ASIL SUÇLU O ÇIĞLIKTAN FANTEZİ YARATANLAR
Fransa’dayken Türkiye’yle ilgileniyor muydunuz?
- İlgilenmiyordum. Annem ve babam Türk. Bazen evde Türkçe konuşuyorlardı ama anlamazdım. Türkçe’yi buraya gelince öğrendim.
Şimdi ilgileniyor musunuz?
- Olanlardan etkileniyorum. Türkiye’de çok büyük ve temel sorunlar var. Ama ben de tek kişiyim, elimden fazla bir şey gelmez.

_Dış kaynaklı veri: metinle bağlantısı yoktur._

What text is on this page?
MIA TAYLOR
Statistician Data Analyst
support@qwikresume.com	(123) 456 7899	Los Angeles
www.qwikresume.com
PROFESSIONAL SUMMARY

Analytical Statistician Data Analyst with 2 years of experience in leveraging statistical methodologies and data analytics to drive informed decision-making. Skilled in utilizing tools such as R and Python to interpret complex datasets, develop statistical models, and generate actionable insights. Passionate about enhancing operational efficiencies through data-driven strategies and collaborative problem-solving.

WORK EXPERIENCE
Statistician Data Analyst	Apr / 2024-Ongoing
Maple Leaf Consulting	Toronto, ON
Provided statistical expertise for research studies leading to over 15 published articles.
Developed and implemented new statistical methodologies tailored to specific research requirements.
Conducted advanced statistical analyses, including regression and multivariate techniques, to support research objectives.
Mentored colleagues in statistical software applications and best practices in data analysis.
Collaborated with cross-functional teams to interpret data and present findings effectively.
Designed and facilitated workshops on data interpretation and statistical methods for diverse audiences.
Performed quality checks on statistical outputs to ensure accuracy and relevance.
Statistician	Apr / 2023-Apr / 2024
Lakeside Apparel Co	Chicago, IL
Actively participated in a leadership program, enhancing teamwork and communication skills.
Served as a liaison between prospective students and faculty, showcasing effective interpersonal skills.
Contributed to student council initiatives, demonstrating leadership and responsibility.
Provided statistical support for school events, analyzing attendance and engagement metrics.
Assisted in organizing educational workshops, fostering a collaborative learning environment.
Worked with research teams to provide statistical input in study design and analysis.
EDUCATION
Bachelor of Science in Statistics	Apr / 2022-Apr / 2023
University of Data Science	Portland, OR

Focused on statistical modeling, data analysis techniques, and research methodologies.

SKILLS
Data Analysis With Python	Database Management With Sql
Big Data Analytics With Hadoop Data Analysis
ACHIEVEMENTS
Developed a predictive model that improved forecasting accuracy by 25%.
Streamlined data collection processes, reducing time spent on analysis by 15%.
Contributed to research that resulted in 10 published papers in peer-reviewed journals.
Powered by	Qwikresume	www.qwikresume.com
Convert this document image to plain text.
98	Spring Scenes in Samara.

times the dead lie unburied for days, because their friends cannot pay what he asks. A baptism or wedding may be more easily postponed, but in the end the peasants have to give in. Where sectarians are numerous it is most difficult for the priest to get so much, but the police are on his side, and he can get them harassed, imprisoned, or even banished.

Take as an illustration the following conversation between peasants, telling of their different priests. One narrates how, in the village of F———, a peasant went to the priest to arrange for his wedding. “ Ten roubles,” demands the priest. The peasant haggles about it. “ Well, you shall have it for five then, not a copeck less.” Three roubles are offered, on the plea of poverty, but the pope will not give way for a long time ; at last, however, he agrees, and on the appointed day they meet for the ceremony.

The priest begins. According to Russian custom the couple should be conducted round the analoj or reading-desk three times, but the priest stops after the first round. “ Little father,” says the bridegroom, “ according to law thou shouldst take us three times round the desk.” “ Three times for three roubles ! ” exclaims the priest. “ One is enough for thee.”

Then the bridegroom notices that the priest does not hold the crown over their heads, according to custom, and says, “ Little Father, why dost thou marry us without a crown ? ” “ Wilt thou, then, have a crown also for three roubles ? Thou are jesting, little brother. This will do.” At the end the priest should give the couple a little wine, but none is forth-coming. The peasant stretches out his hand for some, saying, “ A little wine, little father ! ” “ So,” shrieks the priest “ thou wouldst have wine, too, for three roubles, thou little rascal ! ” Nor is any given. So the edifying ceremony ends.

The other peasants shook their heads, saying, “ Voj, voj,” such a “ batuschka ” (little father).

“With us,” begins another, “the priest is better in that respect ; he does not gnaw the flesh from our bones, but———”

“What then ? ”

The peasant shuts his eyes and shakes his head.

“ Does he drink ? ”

Ama oynadığınız dizi bile buradaki mantaliteden etkileniyor. Mesela bir gazetede Fatmagül’ün şişme bebeğiyle ilgili haber, “ıster tecavüz et, ister koynuna al yat” diye verildi. Bu bile tek başına birçok sorunu anlatmıyor mu?
- Bu tip şeyleri anlamakta zorlanıyorum. Avrupa’da kimsenin aklına öyle bir başlık atmak gelmez. Ya da pazarda “Fatmagül iç çamaşırları” satmak. Dizide gerçek bir hikâye anlatılıyor. Binlerce Fatmagül yok mu bu ülkede? Üstelik tecavüz sahnesi gayet soft çekildi. Kadının gözyaşı, çığlığı ve acısı var orada. Kalkıp o çığlıktan fantezi malzemesi çıkarabiliyorlarsa, suç dizinin değil o mantalitenindir. Rahatsız olanlar için izlememek ya da çocuklarına izlettirmemek de bir seçenek. Zaten dokuz yaşındaki çocuk neden dizi izliyor?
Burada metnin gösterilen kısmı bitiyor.